La orden de busca y captura lleva aparejada la prisión incondicional por las mismas razones que ya han llevado a prisión provisional al medio Govern.

Los autos piden su detención por un total de cinco delitos: rebelión, sedición, malversación de fondos, prevaricación y desobediencia.

Madrid/Ciudad de México, 3 de noviembre (ElDiario.es/SinEmbargo).- La jueza ha dictado dos autos por cada huido. En uno, se cursa la orden de detención europea y se da traslado a la Fiscalía Federal de Bélgica. Esa Orden Europea de Detención se ha insertado también en el programa SIRENE de la policía. En el segundo se cursa una orden internacional de búsca y captura internacional para asegurar la detención de Puigdemont y los cuatro consellers estén donde estén.

Los autos piden su detención por un total de cinco delitos: rebelión, sedición, malversación de fondos, prevaricación y desobediencia. Lamela además rechaza la petición formulada por Puigdemont y otros exconsellers de prestar declaración por videoconferencia. Según explica la magistrada en sus resoluciones, no concurren ninguno de los casos para autorizar esta medida, como la residencia fuera de España.

En los escritos, Lamela esgrime las mismas acusaciones por las que este jueves envió a prisión incondicional a Junqueras y otros siete exconsellers. Puigdemont y el resto del Govern “promovieron y utilizaron la fuerza intimidatoria y violenta de los sectores independentistas de la población, llamando a la insurrección, contraviniendo y desafiando con ello el ordenamiento constitucional español”.

LÍDER DEL MOVIMIENTO INDEPENDENTISTA

En auto del expresidente de la Generalitat, la jueza apunta que “los hechos imputados al reclamado, están referidos a la proclamación de Cataluña como un estado independiente en forma de república”. “El reclamado impidió la aplicación de las leyes españolas, y desde luego la ley suprema que es la Constitución, impidiendo al tiempo, el cumplimiento de las resoluciones judiciales”, añade.

En el camino a la independencia, Puigdemont “lideró la movilización de los sectores independentistas de la población para actuar en apoyo del referéndum ilegal”. Es más, el ya depuesto president “promovió actos, manifestaciones y proclamas abonando en la sociedad la idea de la existencia de un derecho de autodeterminación de Cataluña”.

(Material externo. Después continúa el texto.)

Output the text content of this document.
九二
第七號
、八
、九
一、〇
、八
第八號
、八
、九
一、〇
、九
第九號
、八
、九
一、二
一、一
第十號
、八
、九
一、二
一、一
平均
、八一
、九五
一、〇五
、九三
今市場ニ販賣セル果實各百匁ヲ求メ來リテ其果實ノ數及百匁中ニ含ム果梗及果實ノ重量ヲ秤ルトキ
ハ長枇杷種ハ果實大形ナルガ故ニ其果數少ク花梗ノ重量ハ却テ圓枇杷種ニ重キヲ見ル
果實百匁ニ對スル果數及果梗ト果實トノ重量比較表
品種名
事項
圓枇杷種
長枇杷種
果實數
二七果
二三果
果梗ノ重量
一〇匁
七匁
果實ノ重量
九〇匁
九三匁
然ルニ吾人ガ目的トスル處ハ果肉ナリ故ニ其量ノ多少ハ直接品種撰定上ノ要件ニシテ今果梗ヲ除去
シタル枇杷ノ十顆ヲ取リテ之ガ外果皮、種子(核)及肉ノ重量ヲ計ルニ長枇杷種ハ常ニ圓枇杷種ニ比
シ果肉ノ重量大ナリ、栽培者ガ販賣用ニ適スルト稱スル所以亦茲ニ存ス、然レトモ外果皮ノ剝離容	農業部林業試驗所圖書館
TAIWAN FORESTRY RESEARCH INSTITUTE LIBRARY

Encontrándose Puigdemont y los cuatro consellers “en paradero desconocido, al no haber sido localizado en su domicilio”, procede acordar, sostiene la jueza, la prisión provisional comunicada y sin fianza y su busca y captura, librándose “orden europea de detención y entrega con fines extradicionales”.

Los fiscales Miguel Ángel Carballo y Pedro Rubira habían solicitado la orden porque, argumentan, los consellers que están en Bruselas no han comparecido a pesar de que “es un hecho notorio y públicamente conocido” su citación. “Constan reiterados intentos de entregar la citación en su domicilio así como reiteradas llamadas telefónicas a las que se ha hecho caso omiso”, añade.

Puigdemont, Comín y Serret han pedido comparecer por videoconferencia “sin ofrecer dato alguno sobre su paradero”, escribe el fiscal. Por eso pide que se emita una orden de busca, captura y detención nacional e internacional contra ellos y el resto de consellers que no han comparecido.

Puigdemont y otros miembros del Govern ya habían avisado de que no acudirían a comparecer ante la jueza que les investiga por rebelión y malversación de fondos, como también señalan los fiscales. Según un comunicado publicado este miércoles, esperarán la acción de la justicia desde Bruselas.

Las órdenes europeas de detención o euroórdenes simplifican entre los países de la UE los procedimientos de extradición. Según recogen las leyes belgas, los ocho ex altos cargos catalanes serán detenidos de inmediato y puestos a disposición del juez, que decidiría sobre su puesta en libertad o mantenimiento en prisión hasta que se resolviese sobre la ejecución de la orden.

Si Puigdemont y sus consellers aceptasen su entrega a España, ésta se haría sin más complicaciones, pero si no fuese así, la decisión correspondería a la Cámara del Consejo de Bruselas, que dispondría de un plazo de quince días para decidir.